Abstract

A 44-year-old male known with small ventricular septal defect, but no previous history of intravenous drug abuse presented to an outside hospital with fever, chills, and back pain. A chest computed tomography showed multifocal nodular and consolidative pulmonary opacities with borderline enlarged mediastinal lymph nodes (Panel, A). Blood cultures grew Staphylococcus lugdunensis; given suspicion of infective endocarditis causing septic pulmonary emboli, he was transferred to our hospital. Transoesophageal echocardiography (TEE) on admission showed highly mobile masses attached to the native tricuspid (B) and to the sub-pulmonary area of the right ventricular outflow tract along with posterior leaflet perforation of the tricuspid valve with mild-to-moderate regurgitation (C).
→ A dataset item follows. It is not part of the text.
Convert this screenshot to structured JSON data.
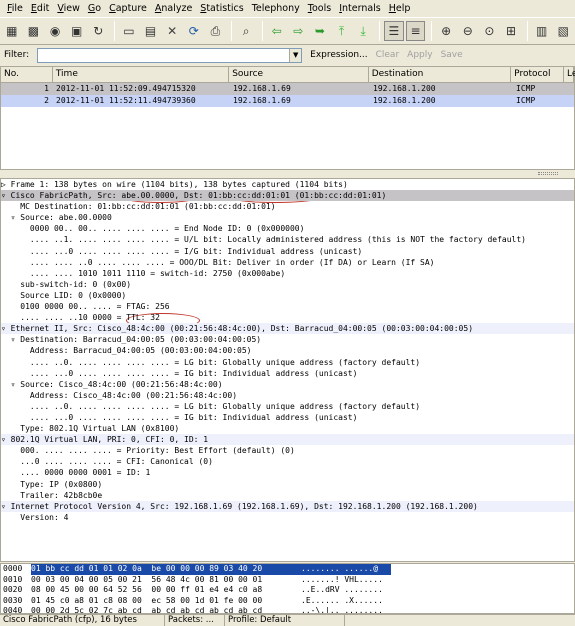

The sub-pulmonary lesion was in the path of the high-velocity left-to-right jet through the ventricular septal defect (D; Supplementary data online, Video S1), explaining the unusual location. Patient had persistent bacteremia despite appropriate antibiotic therapy and eventually developed haemoptysis and acute respiratory failure requiring intubation. At repeat TEE showed interval increase in the size of the sub-pulmonic vegetations. In the absence of haemodynamically significant lesions, the multidisciplinary team recommended percutaneous transcatheter mechanical vegectomy rather than surgical intervention.